5. Your favorites share the same ending. If you like Isabel, you might also like Annabel. Ditto names like Parker, Carter and Harper. But sharing the same ending is another sign that your favorites might be too close for comfort.
4. They nest like a Russian matryoshka. Does one name fit neatly inside the other? Annika and Julian share an “an” but it isn’t glaringly obvious.
But Ella and Kellen seem like too much of a set. And, in cases like Anna and Susanna, it feels as if one sibling’s name is just an elaboration, rather than an original choice.
3. They share the same first syllable. With #10 through #4, it is easy enough to come up with examples that work, despite being close in some ways.
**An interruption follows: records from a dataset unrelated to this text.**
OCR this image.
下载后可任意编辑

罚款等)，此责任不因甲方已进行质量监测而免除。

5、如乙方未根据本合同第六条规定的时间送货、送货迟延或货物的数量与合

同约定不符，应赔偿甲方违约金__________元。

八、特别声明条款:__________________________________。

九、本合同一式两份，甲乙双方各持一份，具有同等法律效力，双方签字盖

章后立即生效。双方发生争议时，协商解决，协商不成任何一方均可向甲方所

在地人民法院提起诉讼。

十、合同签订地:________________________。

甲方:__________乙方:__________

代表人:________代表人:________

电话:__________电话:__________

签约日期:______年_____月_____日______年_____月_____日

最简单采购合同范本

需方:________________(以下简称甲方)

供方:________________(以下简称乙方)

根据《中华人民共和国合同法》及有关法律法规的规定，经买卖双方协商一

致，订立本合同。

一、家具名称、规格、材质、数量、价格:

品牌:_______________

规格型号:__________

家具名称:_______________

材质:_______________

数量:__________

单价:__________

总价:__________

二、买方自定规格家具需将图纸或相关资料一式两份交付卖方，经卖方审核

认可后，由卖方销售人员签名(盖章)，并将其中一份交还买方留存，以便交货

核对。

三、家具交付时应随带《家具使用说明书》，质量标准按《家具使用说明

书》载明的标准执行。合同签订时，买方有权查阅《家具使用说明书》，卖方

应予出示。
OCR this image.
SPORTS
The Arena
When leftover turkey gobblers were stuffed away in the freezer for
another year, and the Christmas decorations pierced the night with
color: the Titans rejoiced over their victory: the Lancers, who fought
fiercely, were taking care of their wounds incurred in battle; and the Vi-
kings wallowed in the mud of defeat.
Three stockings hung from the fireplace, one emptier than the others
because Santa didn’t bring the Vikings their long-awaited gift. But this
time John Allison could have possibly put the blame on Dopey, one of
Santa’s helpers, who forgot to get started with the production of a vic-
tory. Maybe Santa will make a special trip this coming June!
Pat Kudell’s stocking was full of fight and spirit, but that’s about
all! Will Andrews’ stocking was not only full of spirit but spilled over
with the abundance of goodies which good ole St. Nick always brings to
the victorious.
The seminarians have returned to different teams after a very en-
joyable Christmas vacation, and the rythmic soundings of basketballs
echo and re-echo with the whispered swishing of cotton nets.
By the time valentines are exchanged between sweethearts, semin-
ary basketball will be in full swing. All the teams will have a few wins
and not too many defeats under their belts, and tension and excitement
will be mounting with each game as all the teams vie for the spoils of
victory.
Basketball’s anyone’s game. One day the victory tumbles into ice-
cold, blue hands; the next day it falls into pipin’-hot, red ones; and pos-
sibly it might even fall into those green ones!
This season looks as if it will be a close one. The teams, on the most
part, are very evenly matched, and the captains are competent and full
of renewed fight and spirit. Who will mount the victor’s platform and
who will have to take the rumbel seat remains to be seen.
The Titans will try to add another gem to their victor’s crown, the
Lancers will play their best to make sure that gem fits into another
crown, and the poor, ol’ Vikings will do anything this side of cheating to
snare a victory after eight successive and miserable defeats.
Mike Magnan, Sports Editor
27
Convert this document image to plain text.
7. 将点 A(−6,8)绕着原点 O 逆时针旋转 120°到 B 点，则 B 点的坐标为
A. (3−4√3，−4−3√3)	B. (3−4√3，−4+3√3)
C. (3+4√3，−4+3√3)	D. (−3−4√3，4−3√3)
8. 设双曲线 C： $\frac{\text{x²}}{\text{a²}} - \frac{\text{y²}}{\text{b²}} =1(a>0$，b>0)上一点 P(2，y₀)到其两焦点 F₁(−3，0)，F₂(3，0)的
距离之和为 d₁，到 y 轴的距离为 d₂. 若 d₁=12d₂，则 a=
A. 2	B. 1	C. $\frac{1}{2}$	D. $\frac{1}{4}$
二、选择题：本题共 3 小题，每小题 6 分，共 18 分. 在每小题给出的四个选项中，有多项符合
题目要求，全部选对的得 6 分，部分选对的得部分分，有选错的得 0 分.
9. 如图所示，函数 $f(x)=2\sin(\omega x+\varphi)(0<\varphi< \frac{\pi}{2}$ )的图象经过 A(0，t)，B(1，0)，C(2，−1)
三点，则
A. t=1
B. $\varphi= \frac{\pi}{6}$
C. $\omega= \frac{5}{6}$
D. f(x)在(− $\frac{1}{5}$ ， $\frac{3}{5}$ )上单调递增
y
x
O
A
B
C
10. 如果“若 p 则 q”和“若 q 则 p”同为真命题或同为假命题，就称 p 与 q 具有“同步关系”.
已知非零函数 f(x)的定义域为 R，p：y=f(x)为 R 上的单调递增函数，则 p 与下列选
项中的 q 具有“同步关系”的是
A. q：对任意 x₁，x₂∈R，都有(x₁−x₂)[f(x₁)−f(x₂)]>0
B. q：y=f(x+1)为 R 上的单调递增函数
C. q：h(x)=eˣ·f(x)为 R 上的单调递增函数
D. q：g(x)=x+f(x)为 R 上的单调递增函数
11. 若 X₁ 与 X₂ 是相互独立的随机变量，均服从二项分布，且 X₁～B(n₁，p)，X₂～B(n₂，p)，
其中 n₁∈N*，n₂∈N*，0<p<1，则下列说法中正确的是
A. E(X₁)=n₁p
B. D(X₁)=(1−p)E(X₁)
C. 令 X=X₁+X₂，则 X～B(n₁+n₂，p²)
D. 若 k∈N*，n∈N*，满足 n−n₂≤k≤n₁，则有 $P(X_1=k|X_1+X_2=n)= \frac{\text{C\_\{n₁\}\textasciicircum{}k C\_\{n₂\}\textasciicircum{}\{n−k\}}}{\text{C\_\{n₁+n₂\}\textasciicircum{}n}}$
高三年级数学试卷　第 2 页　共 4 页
But #3 takes us deep into the danger zone – can you imagine sisters called Madeline and Madison or Allison and Alexis? (Photoquilty knows of a Madeline/Madison set – plus the dog answers to Maddie!) How ’bout Jordan and Georgia? A Supernanny episode featured twin girls Maile and Maila – pronounced Miley and Myla.
2. The names rhyme. Yes, there have surely been twin sisters called Cara and Tara. But most parents – and siblings – would find it a bit too matched.
And yet, this is trickier than it sounds. Timothy and James, Jeffrey and Stephanie and, of course, Benjamin and Jennifer all end up rhyming if you use the most common diminutives.
1. A combination of the above. Jackson and Jonathan are close, but probably on the right side of the line, while Jack and John don’t pass the test.
Jeffrey and Stephanie seem less troubling than the Hollywood power couple Benjamin and Jennifer.
Sarah and Laura are pretty close, but Laura and Maura would work only on fictional characters.
And so I’d love to know: what choices have you had to reject because they’re just too close to your an older child’s name?